I'm trying to convert a cyrillic 1251 to utf-8.
Given String: Íó è ÿ ñäåëàëà âûâîäû...
Expected String: Ну и я сделала выводы...
What I've tried so far:
echo iconv('CP1251', 'UTF-8', 'Íó è ÿ ñäåëàëà âûâîäû...');
or
echo mb_convert_encoding('Íó è ÿ ñäåëàëà âûâîäû...', 'UTF-8', 'CP1251');
The result I got:
Íó è ÿ ñäåëà ëà âûâîäû...
Any ideas how I could make it work?
CodePudding user response:
What you have is a UTF8 string made up of cp1252 characters which are a misrepresentation of cp1251.
The true answer is to fix what produced this mistake so that your data doesn't get corrupted like this.

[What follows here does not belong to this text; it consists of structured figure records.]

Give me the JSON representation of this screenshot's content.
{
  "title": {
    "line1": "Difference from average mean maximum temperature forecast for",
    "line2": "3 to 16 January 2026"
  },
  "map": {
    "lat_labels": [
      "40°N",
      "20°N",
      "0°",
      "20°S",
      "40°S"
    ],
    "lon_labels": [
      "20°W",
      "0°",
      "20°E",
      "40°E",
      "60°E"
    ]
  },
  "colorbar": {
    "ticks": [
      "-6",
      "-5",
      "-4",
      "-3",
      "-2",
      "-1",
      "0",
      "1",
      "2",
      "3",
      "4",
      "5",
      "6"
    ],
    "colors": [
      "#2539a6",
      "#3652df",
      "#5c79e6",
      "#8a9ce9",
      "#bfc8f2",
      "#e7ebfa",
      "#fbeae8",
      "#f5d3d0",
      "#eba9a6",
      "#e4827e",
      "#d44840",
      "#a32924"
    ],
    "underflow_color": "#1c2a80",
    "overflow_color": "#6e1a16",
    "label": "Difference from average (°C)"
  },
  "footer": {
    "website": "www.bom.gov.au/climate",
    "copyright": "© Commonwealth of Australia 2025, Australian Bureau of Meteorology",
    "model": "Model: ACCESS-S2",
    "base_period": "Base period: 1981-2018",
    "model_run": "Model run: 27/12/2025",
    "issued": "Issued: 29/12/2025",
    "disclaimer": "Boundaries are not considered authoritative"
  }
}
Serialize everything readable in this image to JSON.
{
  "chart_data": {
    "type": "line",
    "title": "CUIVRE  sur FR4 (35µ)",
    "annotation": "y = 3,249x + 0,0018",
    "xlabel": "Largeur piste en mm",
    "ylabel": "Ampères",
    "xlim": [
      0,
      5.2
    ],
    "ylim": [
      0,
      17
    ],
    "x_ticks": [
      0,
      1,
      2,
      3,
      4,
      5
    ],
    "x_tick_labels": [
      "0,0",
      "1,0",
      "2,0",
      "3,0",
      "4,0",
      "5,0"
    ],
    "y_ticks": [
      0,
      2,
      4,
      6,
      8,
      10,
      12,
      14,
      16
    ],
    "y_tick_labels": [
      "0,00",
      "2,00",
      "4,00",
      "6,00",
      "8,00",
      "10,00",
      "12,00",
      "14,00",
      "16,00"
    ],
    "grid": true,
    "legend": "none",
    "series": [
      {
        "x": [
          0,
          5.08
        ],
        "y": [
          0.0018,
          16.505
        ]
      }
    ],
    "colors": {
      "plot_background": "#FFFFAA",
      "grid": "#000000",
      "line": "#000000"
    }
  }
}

The worse answer is to repeat the mis-translation in reverse to recover the original string, and then convert it properly.
$input = 'Íó è ÿ ñäåëàëà âûâîäû...';
// convert back to source string via CP1252 single-byte encoding
$out = mb_convert_encoding($input, 'CP1252', 'UTF-8');
// correctly convert source string to UTF8 using CP1251
$out = mb_convert_encoding($out, 'UTF-8', 'CP1251');
var_dump($st2);